Depuis la fin de la Seconde Guerre mondiale, une fois tous les dix ans à peu près, les États-Unis s’ingénient à renverser un gouvernement en place au Moyen-Orient. Ils ont procédé de la sorte sur des terrains aussi différents que l’Iran, l’Afghanistan (à deux reprises), l’Irak, l’Égypte, la Libye et la Syrie, pour ne citer que les situations dans lesquelles Washington avait en point de mire un changement de régime, c’est-à-dire le retrait des dirigeants suivi d’une transformation du système politique, et déploya en ce sens des efforts soutenus. Pour justifier ces interventions, toutes sortes de motifs auront été invoqués, qui vont du combat contre le communisme à la promotion de la démocratie, en passant par les rivalités géopolitiques, la prévention du développement d’armes de destruction massive, la lutte contre le terrorisme et la nécessité de sauver des vies civiles. Les méthodes utilisées se distinguent également par leur extraordinaire diversité : parrainage d’un coup d’État, fourniture aux forces d’opposition d’une aide militaire occulte ou assumée (voire d’une puissance aérienne), invasion et occupation, invasion et non occupation, recours à la diplomatie, à la rhétorique, aux seules sanctions… Tous ces efforts, pourtant, ont en commun d’avoir systématiquement échoué à atteindre leurs objectifs ultimes et d’être à l’origine d’une série de conséquences inattendues, souvent catastrophiques, en occasionnant des coûts démesurés, qu’ils fussent humains ou financiers. La plupart du temps, le pays concerné, ainsi que les États-Unis s’en sont trouvé après coup dans une situation dégradée par rapport à ce qu’elle était antérieurement.

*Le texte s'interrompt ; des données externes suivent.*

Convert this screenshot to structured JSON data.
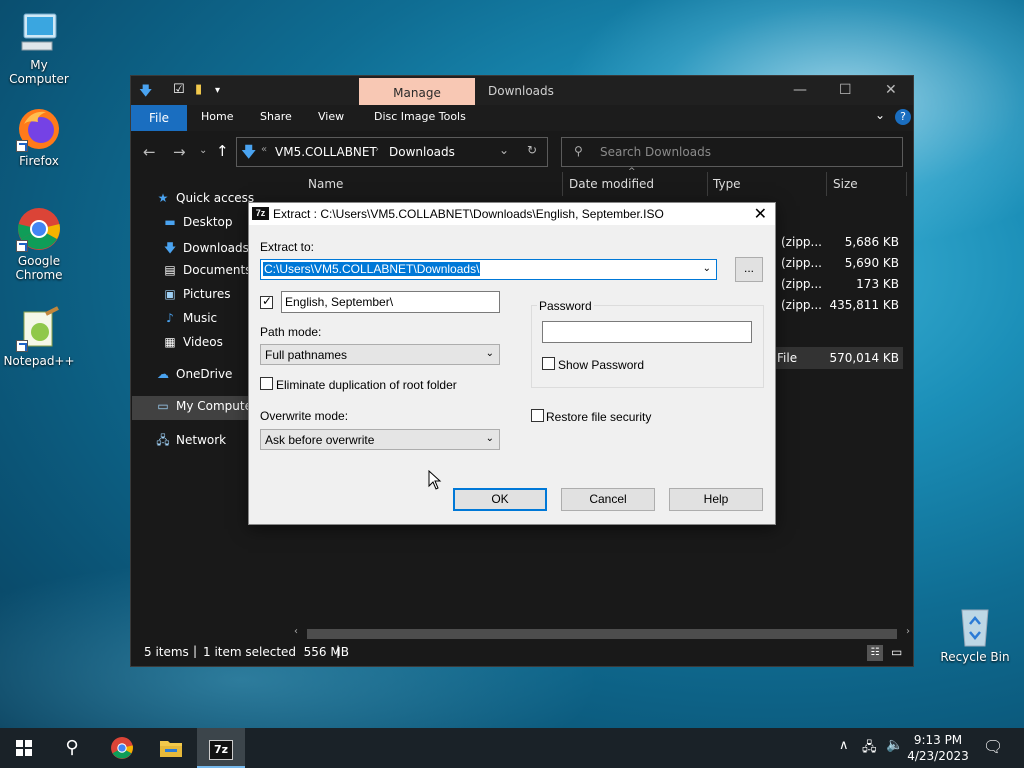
{
  "desktop": {
    "icons": [
      {
        "label": "My Computer"
      },
      {
        "label": "Firefox"
      },
      {
        "label": "Google Chrome"
      },
      {
        "label": "Notepad++"
      },
      {
        "label": "Recycle Bin"
      }
    ]
  },
  "explorer": {
    "manage_tab": "Manage",
    "title": "Downloads",
    "ribbon_tabs": [
      "File",
      "Home",
      "Share",
      "View",
      "Disc Image Tools"
    ],
    "breadcrumb": [
      "VM5.COLLABNET",
      "Downloads"
    ],
    "search_placeholder": "Search Downloads",
    "sidebar": [
      "Quick access",
      "Desktop",
      "Downloads",
      "Documents",
      "Pictures",
      "Music",
      "Videos",
      "OneDrive",
      "My Computer",
      "Network"
    ],
    "columns": [
      "Name",
      "Date modified",
      "Type",
      "Size"
    ],
    "rows": [
      {
        "type": "(zipp...",
        "size": "5,686 KB"
      },
      {
        "type": "(zipp...",
        "size": "5,690 KB"
      },
      {
        "type": "(zipp...",
        "size": "173 KB"
      },
      {
        "type": "(zipp...",
        "size": "435,811 KB"
      },
      {
        "type": "File",
        "size": "570,014 KB"
      }
    ],
    "status": {
      "items": "5 items",
      "selected": "1 item selected  556 MB"
    }
  },
  "dialog": {
    "title": "Extract : C:\\Users\\VM5.COLLABNET\\Downloads\\English, September.ISO",
    "extract_to_label": "Extract to:",
    "extract_to_value": "C:\\Users\\VM5.COLLABNET\\Downloads\\",
    "browse_label": "...",
    "subfolder_value": "English, September\\",
    "path_mode_label": "Path mode:",
    "path_mode_value": "Full pathnames",
    "eliminate_label": "Eliminate duplication of root folder",
    "overwrite_label": "Overwrite mode:",
    "overwrite_value": "Ask before overwrite",
    "password_label": "Password",
    "show_password_label": "Show Password",
    "restore_label": "Restore file security",
    "ok_label": "OK",
    "cancel_label": "Cancel",
    "help_label": "Help"
  },
  "taskbar": {
    "time": "9:13 PM",
    "date": "4/23/2023"
  }
}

Comme je l’explique dans mon prochain livre (Losing the Long Game : the False Promise of Regime Change in the Middle East) (1), à brève échéance, le changement de régime donne souvent l’impression d’avoir réussi, au point de conduire ses partisans à des déclarations de victoire prématurées. Il finit cependant par échouer piteusement du fait de l’augmentation progressive des dépenses engagées, du surgissement de conséquences imprévues et de l’instabilité galopante qui succède à l’apparent succès initial. En réalité, quelles qu’aient été sa justification ou ses modalités d’exécution, le changement de régime produit à chaque fois des résultats si décevants à long terme qu’il est étonnant de voir tant de décideurs politiques et d’experts y revenir périodiquement, persuadés de tenir là une option politique viable ; d’une façon ou d’une autre, ça se passera mieux la prochaine fois, espèrent-ils. L’examen rétrospectif montre aussi que l’explication de cet échec répété ne peut se réduire à une question de mise en œuvre inadéquate ou de suivi insuffisant – excuses les plus couramment avancées par les partisans du changement de régime. Ce que l’expérience met surtout en évidence, ce sont les coûts foncièrement élevés, les conséquences inopinées et les obstacles insurmontables en vertu desquels il est particulièrement difficile de remplacer un gouvernement répréhensible sans créer des problèmes inédits et souvent plus sérieux encore.
À de rares exceptions près, l’histoire des tentatives américaines de changement de régime dans la région décrit un scénario remarquablement récurrent : une fois que les décideurs américains ont décidé d’évincer un régime donné, ils en exagèrent la menace, sous-estiment risques et coûts, promettent infiniment plus qu’ils ne seront capables d’accomplir et crient victoire avant l’heure si et quand le régime en question tombe en effet. Or, invariablement, la stabilité se révèle très vite hors de portée, il se forme un vide sécuritaire, des voisins inquiets autant que suspicieux entrent dans le jeu, la contribution des alliés ne répond pas aux attentes tandis que se rallument d’anciennes rivalités ethniques, religieuses, géopolitiques et personnelles que les États-Unis sont bien incapables de contrôler. L’apparition de difficultés imprévues et l’augmentation des coûts engagés amènent alors ceux qui ont conçu et survendu ladite stratégie à incriminer la façon dont elle a été déployée. C’est le début de la phase des « si seulement » : si seulement nous avions envoyé plus de troupes, ou moins de troupes, ou d’autres troupes, ou davantage d’argent, ou de meilleurs diplomates… Si seulement nous avions choisi l’une des nombreuses autres options qui n’ont pas été retenues… Avec le temps, le peuple américain commence à regarder d’un tout autre œil les résultats de l’intervention et se lasse des coûts exigés par un hypothétique succès ; la politique en question est mise en veilleuse, généralement après l’entrée en fonction d’un nouveau Président, lequel rejette la responsabilité du problème sur la stratégie mal ficelée ou mal appliquée de son prédécesseur. Et cette disgrâce dure jusqu’au jour où renaît en haut lieu l’idée d’une nouvelle tentative, parfois dans le pays même où la première a fait long feu.